Chanas zdobył w całym meczu 10 punktów na 50-procentowej skuteczności z gry. Do tego dorobku dodał także 4 zbiórki i 2 asysty. Jego dobra postawa nie wystarczyła jednak na pokonanie silnego i zbilansowanego Stelmetu.
- Wiedzieliśmy, że aby osiągnąć sukces musimy dać z siebie ”maksa”. Jak widać to w tym momencie nie wystarczyło. Mam jednak nadzieję, że taka atmosfera będzie na Orbicie przez cały sezon. Liczę, że nasi fani nie zrażą się tą porażką i będą dalej nas mocno dopingować. Na pewno będziemy potrzebować ich wsparcia w kolejnych spotkaniach. A za doping w meczu z Stelmetem dziękuje im zarówno w swoim imieniu, jak i całego zespołu - kontynuował mierzący 190 cm wzrostu zawodnik.
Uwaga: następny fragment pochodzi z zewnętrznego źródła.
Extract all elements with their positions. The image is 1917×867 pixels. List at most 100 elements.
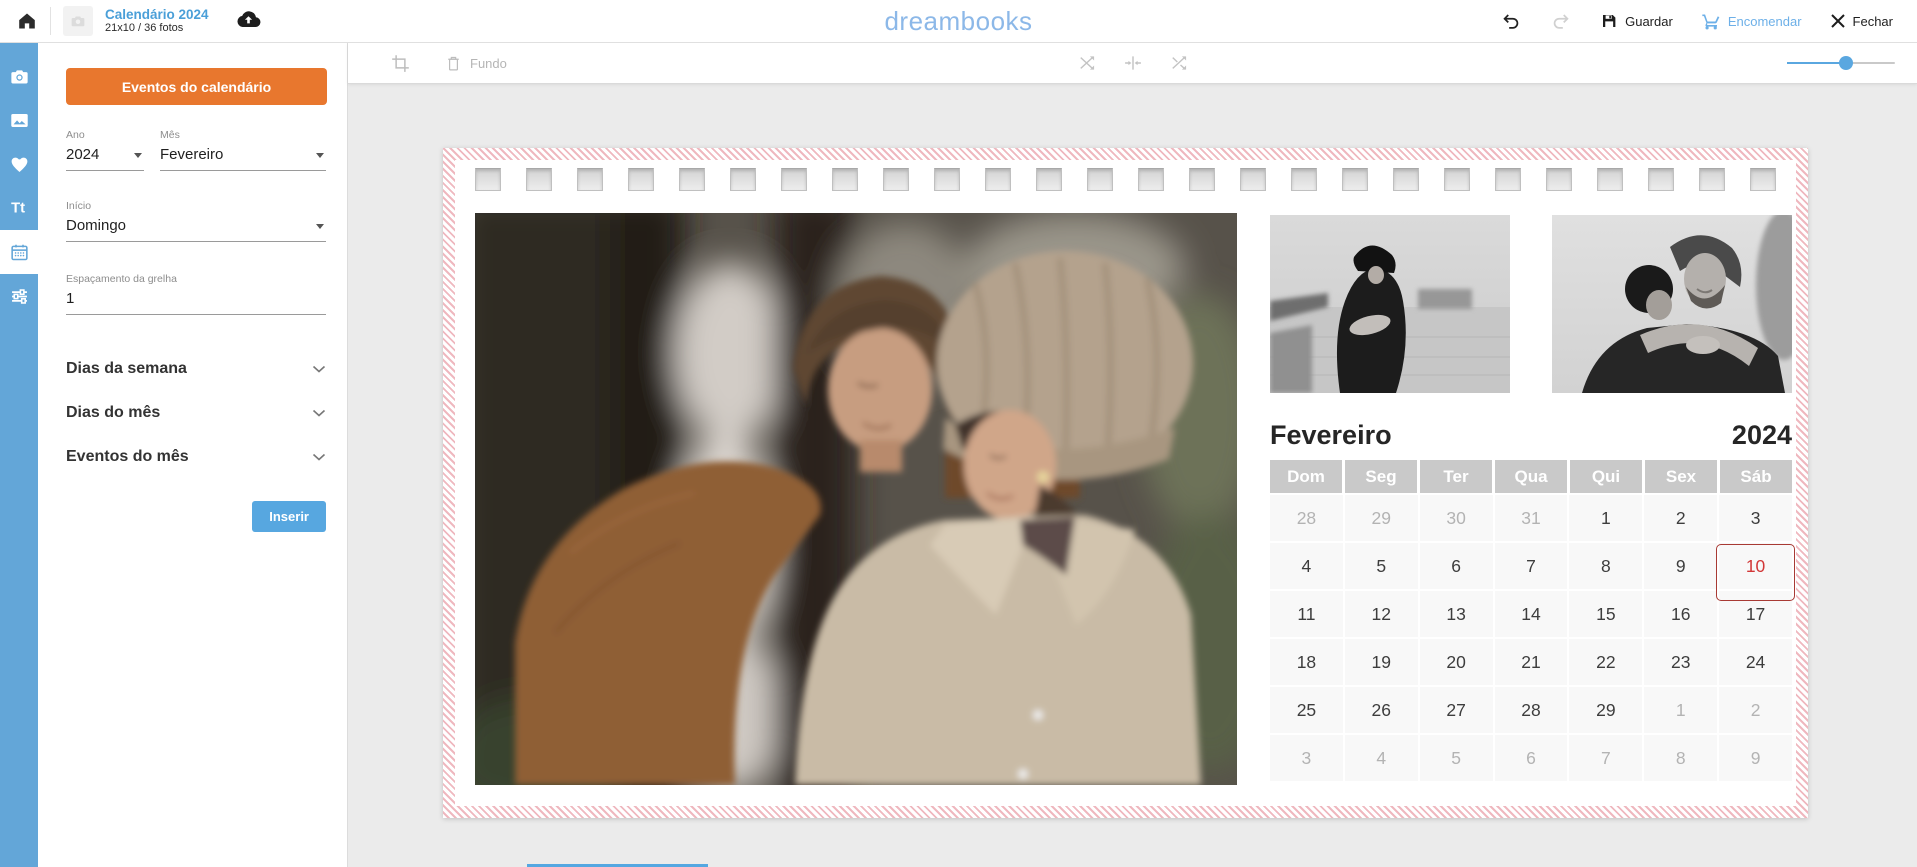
calendar-day-cell[interactable]: 26 [1345, 687, 1418, 733]
calendar-day-cell[interactable]: 1 [1644, 687, 1717, 733]
distribute-horizontal-button[interactable] [1123, 53, 1143, 73]
calendar-day-cell[interactable]: 7 [1569, 735, 1642, 781]
order-button[interactable]: Encomendar [1701, 11, 1802, 31]
calendar-day-cell[interactable]: 24 [1719, 639, 1792, 685]
delete-background-button[interactable]: Fundo [445, 54, 507, 73]
main-photo[interactable] [475, 213, 1237, 785]
calendar-day-cell[interactable]: 20 [1420, 639, 1493, 685]
calendar-block[interactable]: Fevereiro 2024 DomSegTerQuaQuiSexSáb 282… [1270, 420, 1792, 781]
binding-hole [1546, 168, 1572, 191]
calendar-day-cell[interactable]: 2 [1719, 687, 1792, 733]
section-monthevents[interactable]: Eventos do mês [66, 435, 326, 479]
canvas-toolbar: Fundo [348, 43, 1917, 84]
calendar-day-cell[interactable]: 29 [1345, 495, 1418, 541]
calendar-day-cell[interactable]: 22 [1569, 639, 1642, 685]
binding-hole [1597, 168, 1623, 191]
save-icon [1600, 12, 1618, 30]
grid-spacing-input[interactable]: Espaçamento da grelha 1 [66, 271, 326, 315]
binding-hole [1495, 168, 1521, 191]
project-thumbnail[interactable] [63, 6, 93, 36]
save-button[interactable]: Guardar [1600, 12, 1673, 30]
cloud-sync-button[interactable] [235, 8, 261, 35]
redo-button[interactable] [1550, 10, 1572, 32]
calendar-day-cell[interactable]: 4 [1345, 735, 1418, 781]
day-header: Sex [1645, 460, 1717, 493]
calendar-day-cell[interactable]: 16 [1644, 591, 1717, 637]
calendar-day-cell[interactable]: 8 [1569, 543, 1642, 589]
calendar-day-cell[interactable]: 11 [1270, 591, 1343, 637]
calendar-day-cell[interactable]: 17 [1719, 591, 1792, 637]
close-label: Fechar [1853, 14, 1893, 29]
calendar-day-cell[interactable]: 5 [1345, 543, 1418, 589]
section-monthdays[interactable]: Dias do mês [66, 391, 326, 435]
calendar-day-cell[interactable]: 5 [1420, 735, 1493, 781]
rail-item-favorites[interactable] [0, 142, 38, 186]
binding-hole [1342, 168, 1368, 191]
rail-item-text[interactable]: Tt [0, 186, 38, 230]
binding-hole [934, 168, 960, 191]
month-label: Mês [160, 129, 326, 141]
calendar-day-cell[interactable]: 8 [1644, 735, 1717, 781]
calendar-day-cell[interactable]: 15 [1569, 591, 1642, 637]
zoom-slider-track[interactable] [1787, 62, 1895, 64]
week-start-select[interactable]: Início Domingo [66, 198, 326, 242]
rail-item-settings[interactable] [0, 274, 38, 318]
rail-item-images[interactable] [0, 98, 38, 142]
calendar-day-cell[interactable]: 29 [1569, 687, 1642, 733]
calendar-day-cell-selected[interactable]: 10 [1719, 543, 1792, 589]
beach-photo-illustration [1270, 215, 1510, 393]
calendar-day-cell[interactable]: 14 [1495, 591, 1568, 637]
calendar-day-cell[interactable]: 12 [1345, 591, 1418, 637]
small-photo-1[interactable] [1270, 215, 1510, 393]
calendar-day-cell[interactable]: 28 [1495, 687, 1568, 733]
calendar-day-cell[interactable]: 7 [1495, 543, 1568, 589]
section-weekdays[interactable]: Dias da semana [66, 347, 326, 391]
year-select[interactable]: Ano 2024 [66, 127, 144, 171]
calendar-day-cell[interactable]: 27 [1420, 687, 1493, 733]
cloud-upload-icon [235, 8, 261, 30]
month-select[interactable]: Mês Fevereiro [160, 127, 326, 171]
insert-button[interactable]: Inserir [252, 501, 326, 532]
calendar-grid: 2829303112345678910111213141516171819202… [1270, 495, 1792, 781]
calendar-day-cell[interactable]: 31 [1495, 495, 1568, 541]
binding-hole [1189, 168, 1215, 191]
calendar-day-cell[interactable]: 6 [1420, 543, 1493, 589]
calendar-day-cell[interactable]: 9 [1644, 543, 1717, 589]
calendar-day-cell[interactable]: 4 [1270, 543, 1343, 589]
project-subtitle: 21x10 / 36 fotos [105, 22, 209, 35]
undo-button[interactable] [1500, 10, 1522, 32]
calendar-day-cell[interactable]: 28 [1270, 495, 1343, 541]
calendar-day-cell[interactable]: 13 [1420, 591, 1493, 637]
couple-photo-illustration [475, 213, 1237, 785]
calendar-day-cell[interactable]: 30 [1420, 495, 1493, 541]
zoom-slider[interactable] [1787, 54, 1895, 72]
calendar-day-cell[interactable]: 2 [1644, 495, 1717, 541]
design-canvas[interactable]: Fevereiro 2024 DomSegTerQuaQuiSexSáb 282… [348, 84, 1917, 867]
calendar-day-cell[interactable]: 1 [1569, 495, 1642, 541]
calendar-day-cell[interactable]: 18 [1270, 639, 1343, 685]
shuffle-alt-icon [1169, 53, 1189, 73]
calendar-day-cell[interactable]: 25 [1270, 687, 1343, 733]
home-button[interactable] [16, 10, 38, 32]
rail-item-calendar[interactable] [0, 230, 38, 274]
zoom-slider-thumb[interactable] [1839, 56, 1853, 70]
calendar-day-cell[interactable]: 21 [1495, 639, 1568, 685]
small-photo-2[interactable] [1552, 215, 1792, 393]
calendar-events-button[interactable]: Eventos do calendário [66, 68, 327, 105]
text-icon: Tt [8, 197, 30, 219]
rail-item-photos[interactable] [0, 54, 38, 98]
calendar-day-cell[interactable]: 3 [1719, 495, 1792, 541]
shuffle-layout-button[interactable] [1077, 53, 1097, 73]
binding-hole [1240, 168, 1266, 191]
calendar-day-cell[interactable]: 6 [1495, 735, 1568, 781]
binding-hole [679, 168, 705, 191]
crop-button[interactable] [390, 53, 411, 74]
calendar-day-cell[interactable]: 23 [1644, 639, 1717, 685]
calendar-page[interactable]: Fevereiro 2024 DomSegTerQuaQuiSexSáb 282… [443, 148, 1808, 818]
calendar-day-cell[interactable]: 19 [1345, 639, 1418, 685]
home-icon [16, 10, 38, 32]
shuffle-photos-button[interactable] [1169, 53, 1189, 73]
calendar-day-cell[interactable]: 9 [1719, 735, 1792, 781]
close-button[interactable]: Fechar [1830, 13, 1893, 29]
calendar-day-cell[interactable]: 3 [1270, 735, 1343, 781]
Trójkolorowi bardzo chcieli w poniedziałkowy wieczór sprawić niespodziankę. Wrocławianie mocno postawili się aktualnym mistrzom Polski, zmuszając ich do sporego wysiłku. Podopieczni trenera Saso Filipovskiego musieli sobie to zwycięstwo po prostu wywalczyć. Jeszcze na osiem minut przed końcowym gwizdkiem, po celnym rzucie Mateusza Jarmakowicza z dystansu, Stelmet prowadził różnicą zaledwie jednego punktu.
- Staraliśmy się mocno powalczyć z mistrzem Polski i udawało nam się to praktycznie do początku czwartej kwarty. Wtedy mogliśmy przechylić losy tego pojedynku na własną korzyść. Niestety się nie udało. Popełniliśmy parę błędów, a rywale to wykorzystali i kontrolowali przebieg wydarzeń do samego końca. Musimy się teraz szybko pozbierać i przygotowywać do meczu z Treflem - podsumował Kamil Chanas.